The Guardian, 2009 (excerpt)
Running time: 3:26 minutes / HD / colour

Mbark Hedioui, the caretaker, stands in the interior of an abandoned synagogue in Amzrou, a Kasbah in Southern Morocco. His recitations of the names of the Jewish families who used to lived in the area act as markers to a community that no longer exists in its place of origin.
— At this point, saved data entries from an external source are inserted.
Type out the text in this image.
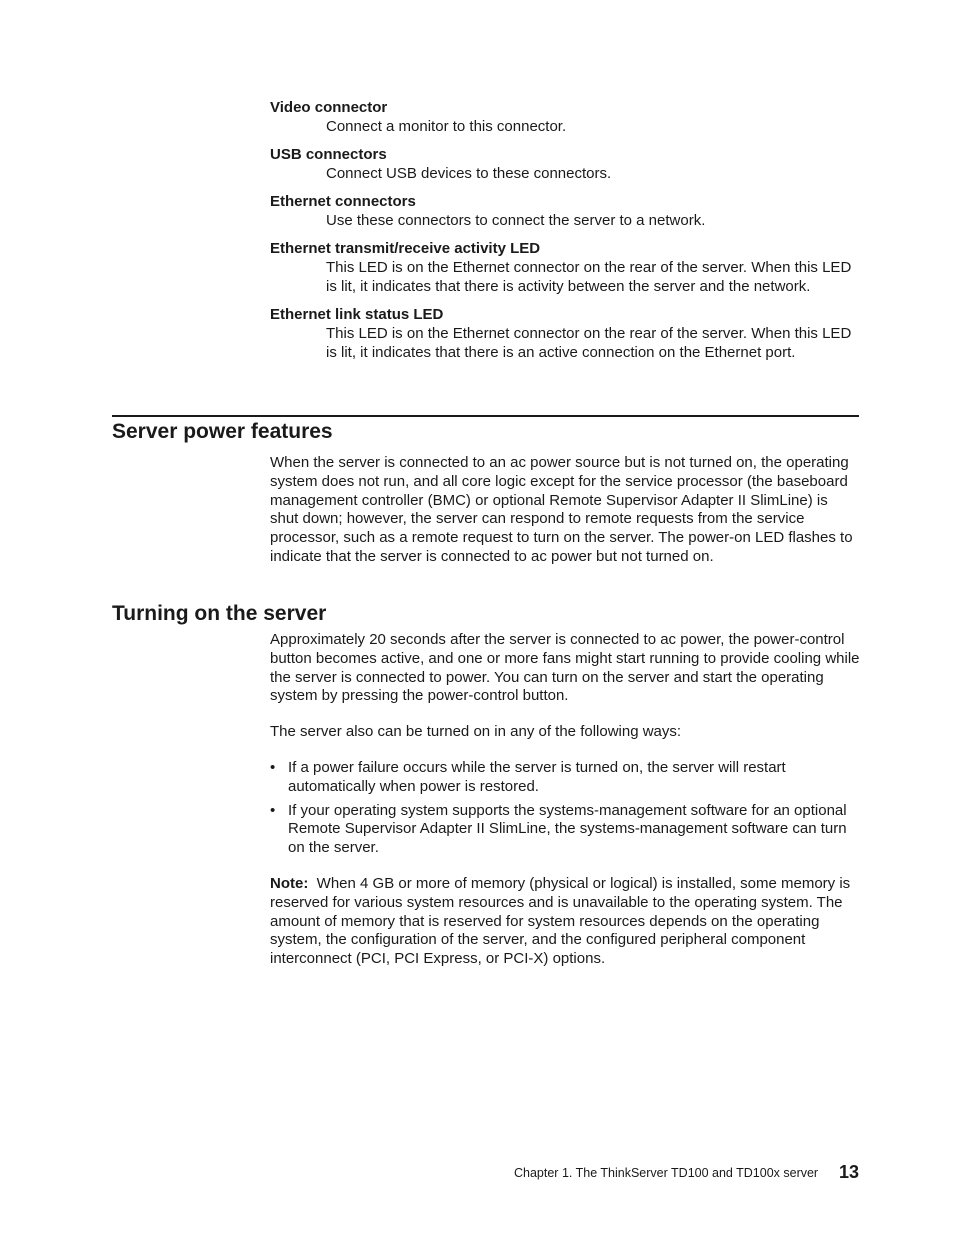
Video connector
Connect a monitor to this connector.
USB connectors
Connect USB devices to these connectors.
Ethernet connectors
Use these connectors to connect the server to a network.
Ethernet transmit/receive activity LED
This LED is on the Ethernet connector on the rear of the server. When this LED is lit, it indicates that there is activity between the server and the network.
Ethernet link status LED
This LED is on the Ethernet connector on the rear of the server. When this LED is lit, it indicates that there is an active connection on the Ethernet port.
Server power features
When the server is connected to an ac power source but is not turned on, the operating system does not run, and all core logic except for the service processor (the baseboard management controller (BMC) or optional Remote Supervisor Adapter II SlimLine) is shut down; however, the server can respond to remote requests from the service processor, such as a remote request to turn on the server. The power-on LED flashes to indicate that the server is connected to ac power but not turned on.
Turning on the server

Approximately 20 seconds after the server is connected to ac power, the power-control button becomes active, and one or more fans might start running to provide cooling while the server is connected to power. You can turn on the server and start the operating system by pressing the power-control button.

The server also can be turned on in any of the following ways:

• If a power failure occurs while the server is turned on, the server will restart automatically when power is restored.
• If your operating system supports the systems-management software for an optional Remote Supervisor Adapter II SlimLine, the systems-management software can turn on the server.

Note: When 4 GB or more of memory (physical or logical) is installed, some memory is reserved for various system resources and is unavailable to the operating system. The amount of memory that is reserved for system resources depends on the operating system, the configuration of the server, and the configured peripheral component interconnect (PCI, PCI Express, or PCI-X) options.

Chapter 1. The ThinkServer TD100 and TD100x server 13
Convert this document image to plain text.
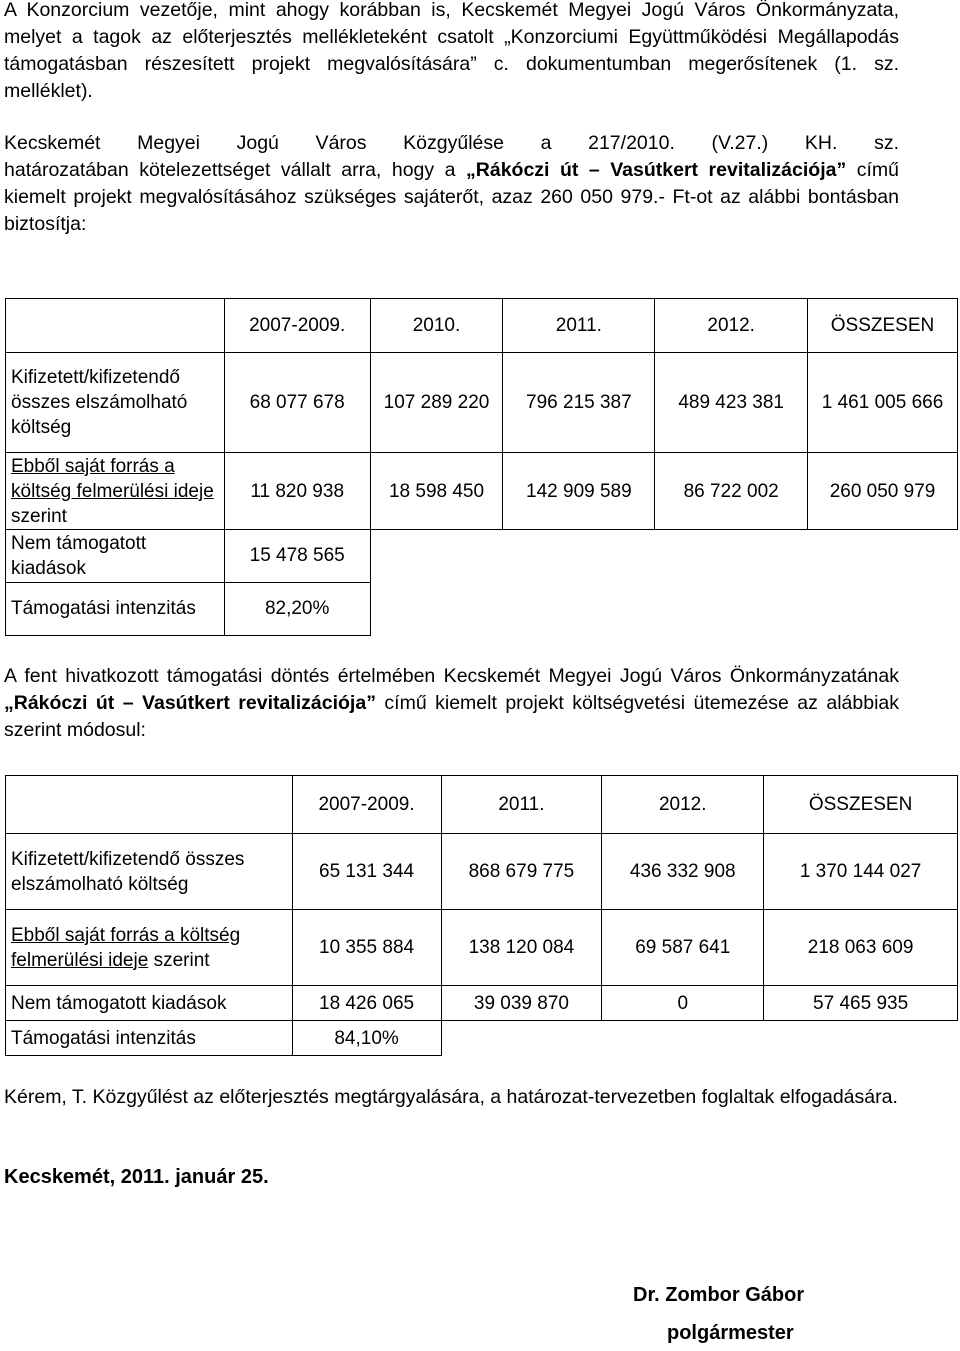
A Konzorcium vezetője, mint ahogy korábban is, Kecskemét Megyei Jogú Város Önkormányzata, melyet a tagok az előterjesztés mellékleteként csatolt „Konzorciumi Együttműködési Megállapodás támogatásban részesített projekt megvalósítására” c. dokumentumban megerősítenek (1. sz. melléklet).

Kecskemét Megyei Jogú Város Közgyűlése a 217/2010. (V.27.) KH. sz.

határozatában kötelezettséget vállalt arra, hogy a „Rákóczi út – Vasútkert revitalizációja” című kiemelt projekt megvalósításához szükséges sajáterőt, azaz 260 050 979.- Ft-ot az alábbi bontásban biztosítja:

	2007-2009.	2010.	2011.	2012.	ÖSSZESEN
Kifizetett/kifizetendő összes elszámolható költség	68 077 678	107 289 220	796 215 387	489 423 381	1 461 005 666
Ebből saját forrás a költség felmerülési ideje szerint	11 820 938	18 598 450	142 909 589	86 722 002	260 050 979
Nem támogatott kiadások	15 478 565				
Támogatási intenzitás	82,20%				

A fent hivatkozott támogatási döntés értelmében Kecskemét Megyei Jogú Város Önkormányzatának „Rákóczi út – Vasútkert revitalizációja” című kiemelt projekt költségvetési ütemezése az alábbiak szerint módosul:

	2007-2009.	2011.	2012.	ÖSSZESEN
Kifizetett/kifizetendő összes elszámolható költség	65 131 344	868 679 775	436 332 908	1 370 144 027
Ebből saját forrás a költség felmerülési ideje szerint	10 355 884	138 120 084	69 587 641	218 063 609
Nem támogatott kiadások	18 426 065	39 039 870	0	57 465 935
Támogatási intenzitás	84,10%			

Kérem, T. Közgyűlést az előterjesztés megtárgyalására, a határozat-tervezetben foglaltak elfogadására.

Kecskemét, 2011. január 25.
Dr. Zombor Gábor
polgármester
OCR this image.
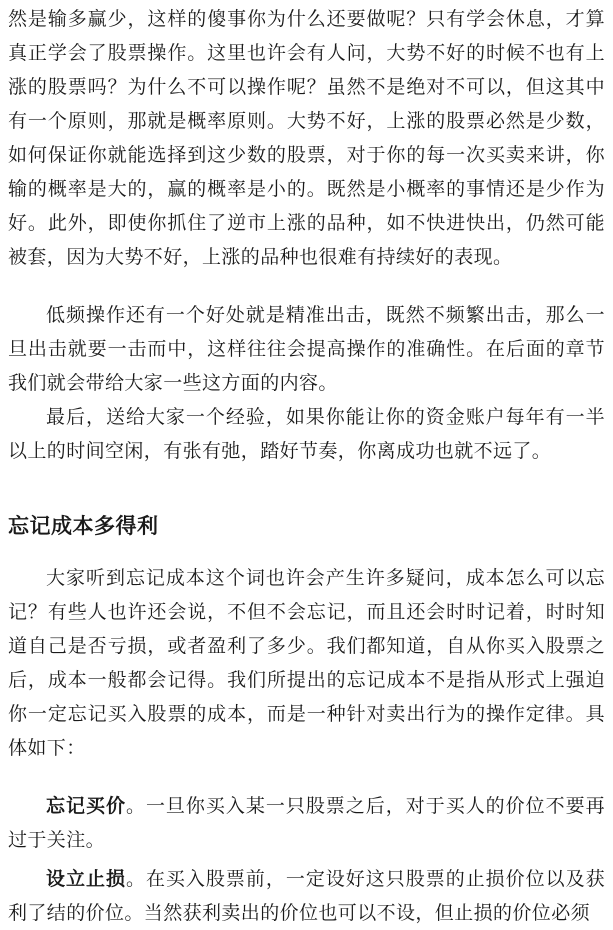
然是输多赢少，这样的傻事你为什么还要做呢？只有学会休息，才算真正学会了股票操作。这里也许会有人问，大势不好的时候不也有上涨的股票吗？为什么不可以操作呢？虽然不是绝对不可以，但这其中有一个原则，那就是概率原则。大势不好，上涨的股票必然是少数，如何保证你就能选择到这少数的股票，对于你的每一次买卖来讲，你输的概率是大的，赢的概率是小的。既然是小概率的事情还是少作为好。此外，即使你抓住了逆市上涨的品种，如不快进快出，仍然可能被套，因为大势不好，上涨的品种也很难有持续好的表现。

低频操作还有一个好处就是精准出击，既然不频繁出击，那么一旦出击就要一击而中，这样往往会提高操作的准确性。在后面的章节我们就会带给大家一些这方面的内容。

最后，送给大家一个经验，如果你能让你的资金账户每年有一半以上的时间空闲，有张有弛，踏好节奏，你离成功也就不远了。

忘记成本多得利

大家听到忘记成本这个词也许会产生许多疑问，成本怎么可以忘记？有些人也许还会说，不但不会忘记，而且还会时时记着，时时知道自己是否亏损，或者盈利了多少。我们都知道，自从你买入股票之后，成本一般都会记得。我们所提出的忘记成本不是指从形式上强迫你一定忘记买入股票的成本，而是一种针对卖出行为的操作定律。具体如下：

忘记买价。一旦你买入某一只股票之后，对于买人的价位不要再过于关注。

设立止损。在买入股票前，一定设好这只股票的止损价位以及获利了结的价位。当然获利卖出的价位也可以不设，但止损的价位必须
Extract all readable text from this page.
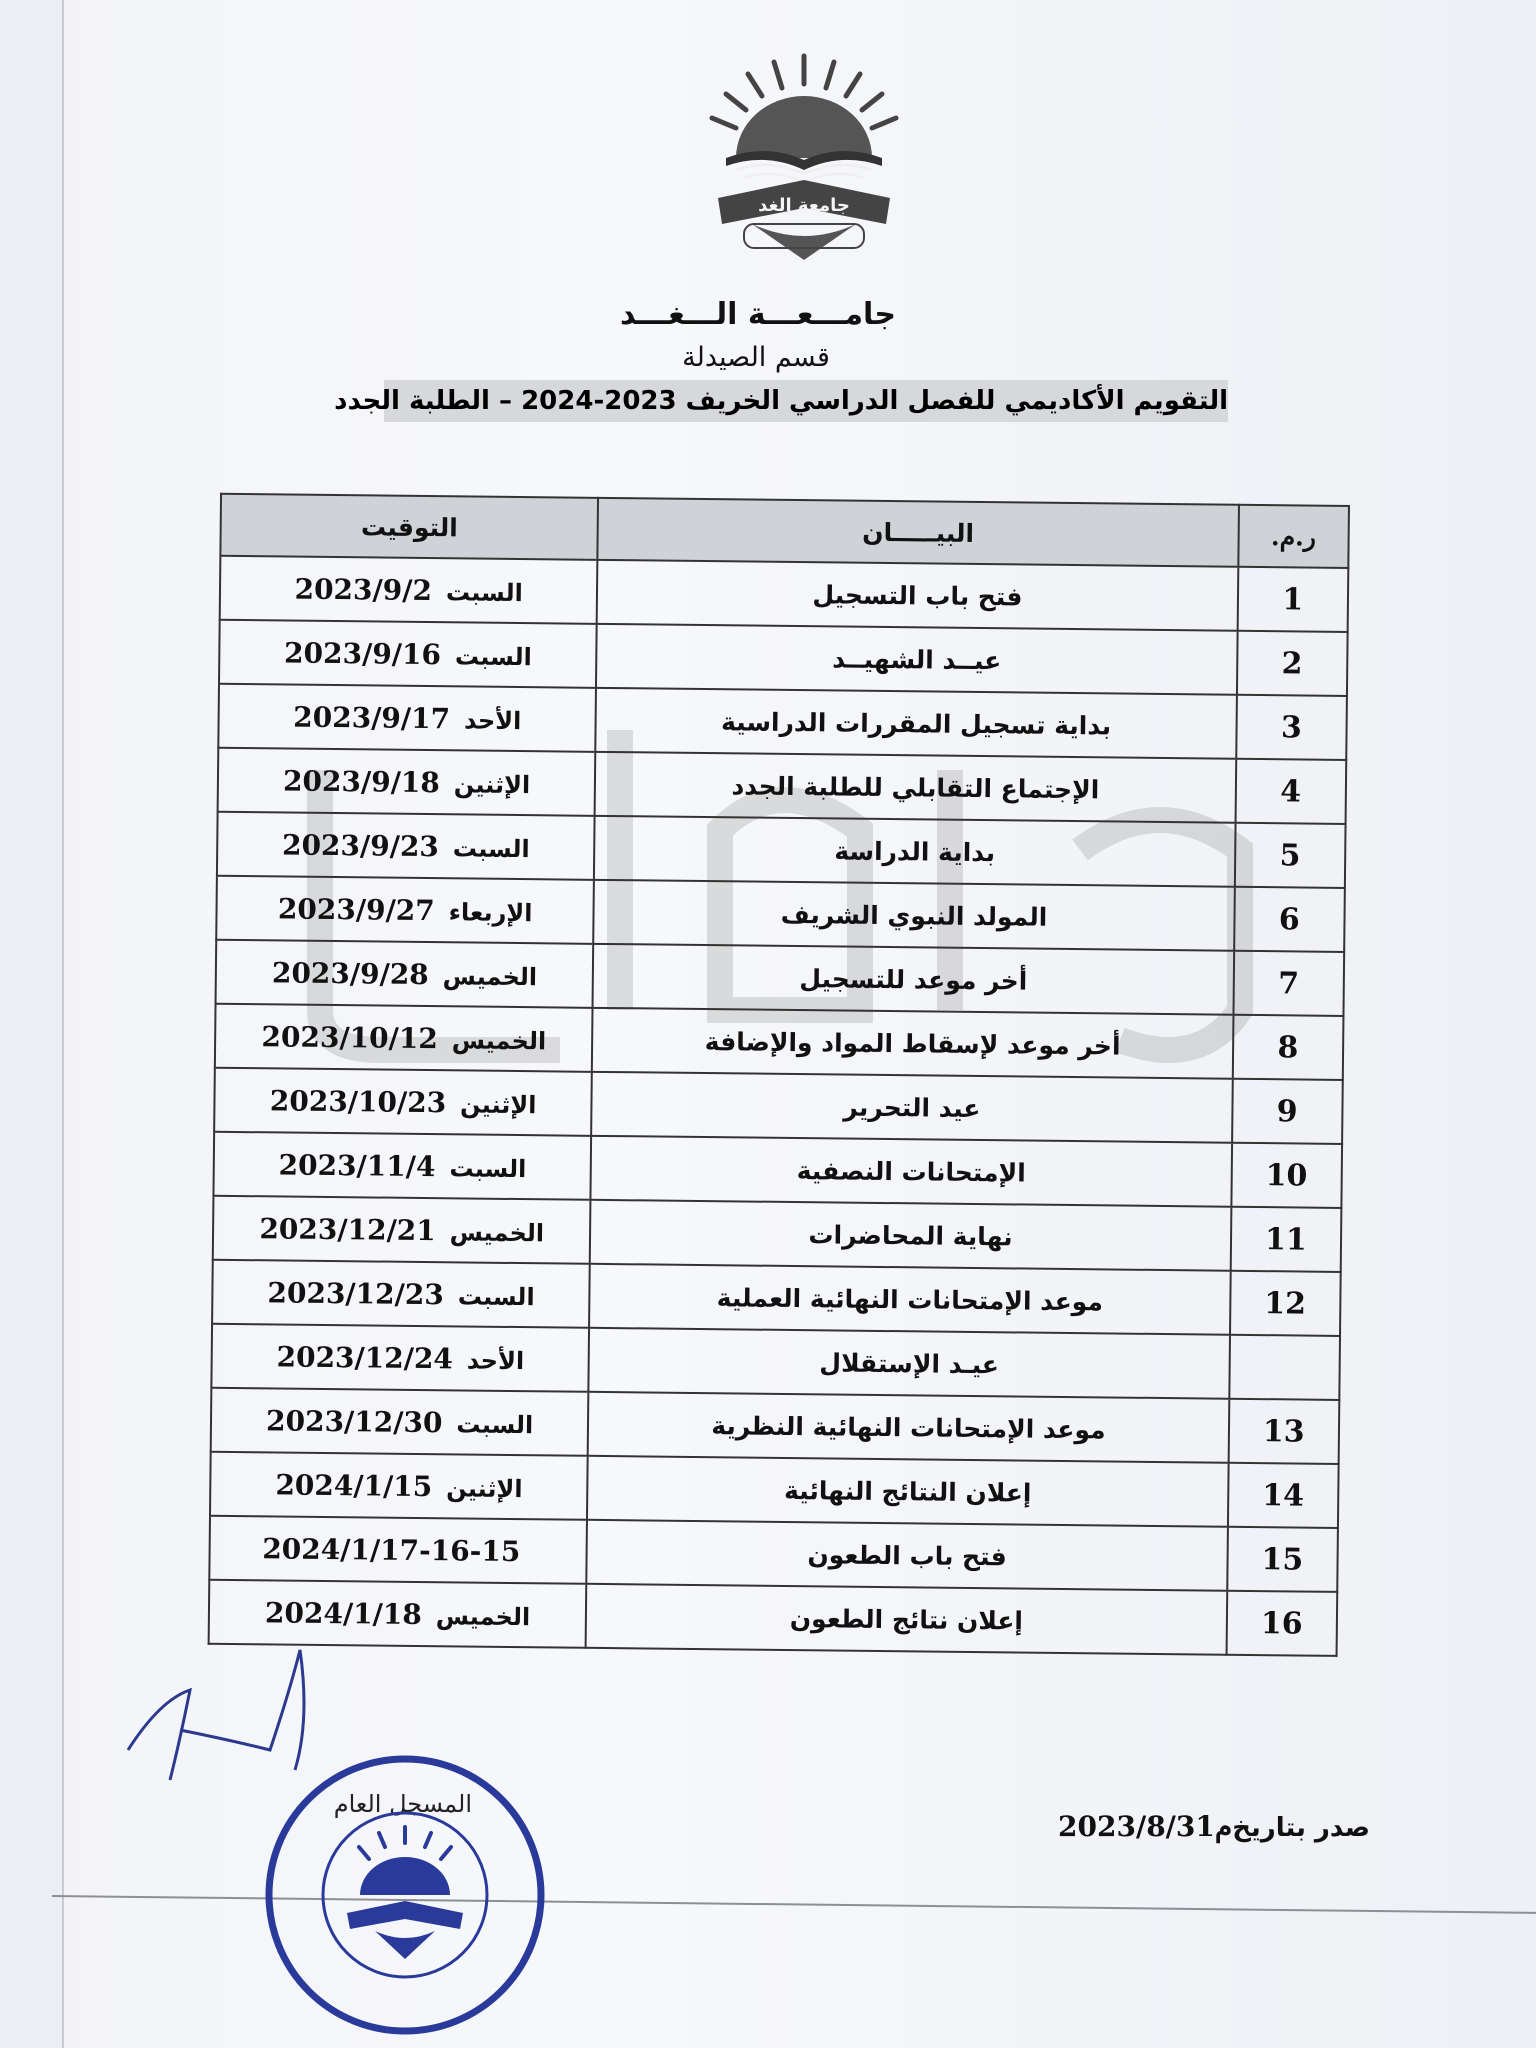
جامعة الغد
جامـــعـــة الـــغـــد
قسم الصيدلة
التقويم الأكاديمي للفصل الدراسي الخريف 2023-2024 – الطلبة الجدد
ر.م.	البيـــــان	التوقيت
1	فتح باب التسجيل	السبت2023/9/2
2	عيــد الشهيــد	السبت2023/9/16
3	بداية تسجيل المقررات الدراسية	الأحد2023/9/17
4	الإجتماع التقابلي للطلبة الجدد	الإثنين2023/9/18
5	بداية الدراسة	السبت2023/9/23
6	المولد النبوي الشريف	الإربعاء2023/9/27
7	أخر موعد للتسجيل	الخميس2023/9/28
8	أخر موعد لإسقاط المواد والإضافة	الخميس2023/10/12
9	عيد التحرير	الإثنين2023/10/23
10	الإمتحانات النصفية	السبت2023/11/4
11	نهاية المحاضرات	الخميس2023/12/21
12	موعد الإمتحانات النهائية العملية	السبت2023/12/23
	عيـد الإستقلال	الأحد2023/12/24
13	موعد الإمتحانات النهائية النظرية	السبت2023/12/30
14	إعلان النتائج النهائية	الإثنين2024/1/15
15	فتح باب الطعون	2024/1/17-16-15
16	إعلان نتائج الطعون	الخميس2024/1/18
صدر بتاريخ2023/8/31م
المسجل العام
Camera: Patrick Andrew Boivin, Sylvia Safdie
Editing: Patrick Andrew Boivin, Sylvia Safdie
Audio mix: Patrick Andrew Boivin

         like a figure from a Rembrandt painting
         he stands illuminated by light
         veiled by dust
         bewildered, confused, surprised

         through all of this we are closely observed
         in total confusion
         by Mbark, the guardian
         cradling, fondling, in constant motion
         to the rhythm of prayer
         his silver lock and key

         the insistent buzz of flies
         recall the verses of Hebrew prayer
         from generations past
         and I know
         I cannot capture lost time

Note: The subject of the Moroccan series concerns the Jewish Berbers of southern Morocco who lived there for 2500 years. The work is a poetic evocation of a place and marks the dispersion of a society from its home, its place of origin. It is the result of research, interviews and several trips that I made to southern Morocco, starting in 1981 that culminated in a series of videos, photographs and drawings.

This video was shown at the exhibition Amzrou/Morocco at Galerie J. Yahouda, Montréal in 2013.